Beginnen Sie an der Arena
Das Amphitheater steht am Rand des Zentrums und ist von außen fast so beeindruckend wie von innen: Die Außenmauer steht in voller Höhe, was auf sehr wenige römische Arenen zutrifft. Gehen Sie früh — nicht nur wegen der Menge, sondern weil es drinnen kaum Schatten gibt.
Das Forum und der Augustustempel
Von der Arena sind es eine Viertelstunde zu Fuß bis zum Forum, dem alten Marktplatz, der noch immer das Herz der Stadt ist. An der Stirnseite steht der Augustustempel, klein und hell, daneben das Rathaus, das im Mittelalter daran gebaut wurde. Die Terrassen am Platz sind ein guter erster Halt.
Durch die Altstadt hinauf
Die Gassen zwischen Forum und Hügel steigen langsam zum Kastell an, mit Blick über den Hafen. Unterwegs kommen Sie am Sergierbogen vorbei, einem römischen Triumphbogen, der heute mitten in einer Einkaufsstraße steht. Dieser Kontrast ist typisch für Pula: Das Antike liegt hier nicht in einem Park, es steht einfach zwischen den Häusern.

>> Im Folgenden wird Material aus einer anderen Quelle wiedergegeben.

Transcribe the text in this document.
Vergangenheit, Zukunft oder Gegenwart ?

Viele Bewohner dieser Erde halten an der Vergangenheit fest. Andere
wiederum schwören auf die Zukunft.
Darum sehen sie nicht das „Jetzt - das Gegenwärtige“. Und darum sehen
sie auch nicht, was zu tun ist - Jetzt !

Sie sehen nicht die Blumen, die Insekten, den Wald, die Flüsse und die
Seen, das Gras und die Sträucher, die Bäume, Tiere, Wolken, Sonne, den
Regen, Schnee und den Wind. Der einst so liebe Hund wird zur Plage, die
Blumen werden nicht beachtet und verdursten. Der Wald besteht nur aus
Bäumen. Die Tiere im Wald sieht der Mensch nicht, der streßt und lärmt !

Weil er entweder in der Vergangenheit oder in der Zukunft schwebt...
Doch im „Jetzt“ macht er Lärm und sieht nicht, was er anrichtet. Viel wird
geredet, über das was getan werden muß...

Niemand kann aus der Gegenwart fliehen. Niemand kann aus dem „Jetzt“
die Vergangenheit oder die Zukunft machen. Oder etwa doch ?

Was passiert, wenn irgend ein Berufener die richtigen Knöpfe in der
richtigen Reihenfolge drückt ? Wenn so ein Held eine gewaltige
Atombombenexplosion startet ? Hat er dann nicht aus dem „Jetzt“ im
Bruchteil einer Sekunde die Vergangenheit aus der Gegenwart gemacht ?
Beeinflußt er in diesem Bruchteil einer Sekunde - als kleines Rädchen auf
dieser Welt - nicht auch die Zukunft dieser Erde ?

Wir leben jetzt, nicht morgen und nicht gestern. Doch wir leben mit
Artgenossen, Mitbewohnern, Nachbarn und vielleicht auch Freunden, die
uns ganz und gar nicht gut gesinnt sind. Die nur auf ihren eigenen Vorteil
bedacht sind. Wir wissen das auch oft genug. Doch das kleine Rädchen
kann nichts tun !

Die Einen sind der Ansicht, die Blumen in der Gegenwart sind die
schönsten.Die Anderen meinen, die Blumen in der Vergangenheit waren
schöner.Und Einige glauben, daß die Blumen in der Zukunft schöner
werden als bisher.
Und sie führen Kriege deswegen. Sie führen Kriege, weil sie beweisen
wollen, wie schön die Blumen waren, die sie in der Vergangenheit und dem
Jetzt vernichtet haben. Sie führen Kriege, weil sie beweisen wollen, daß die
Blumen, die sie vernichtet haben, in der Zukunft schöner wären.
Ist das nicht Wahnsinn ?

Wo Sie aus der Sonne kommen
Unter der Stadt verläuft ein Tunnelsystem aus dem Ersten Weltkrieg, angelegt als Schutzraum. Es ist kühl, kurz und an einem heißen Nachmittag eine Erlösung — auch für Kinder, die genug von der Hitze haben.

Wo Sie wohnen können
Villa Karla
Wann Sie fahren sollten
Außerhalb von Juli und August reicht ein voller Tag bequem, und Sie haben die Stadt weitgehend für sich. In der Hochsaison lohnt es sich, früh aufzubrechen und mittags drinnen oder unter der Erde zu sein.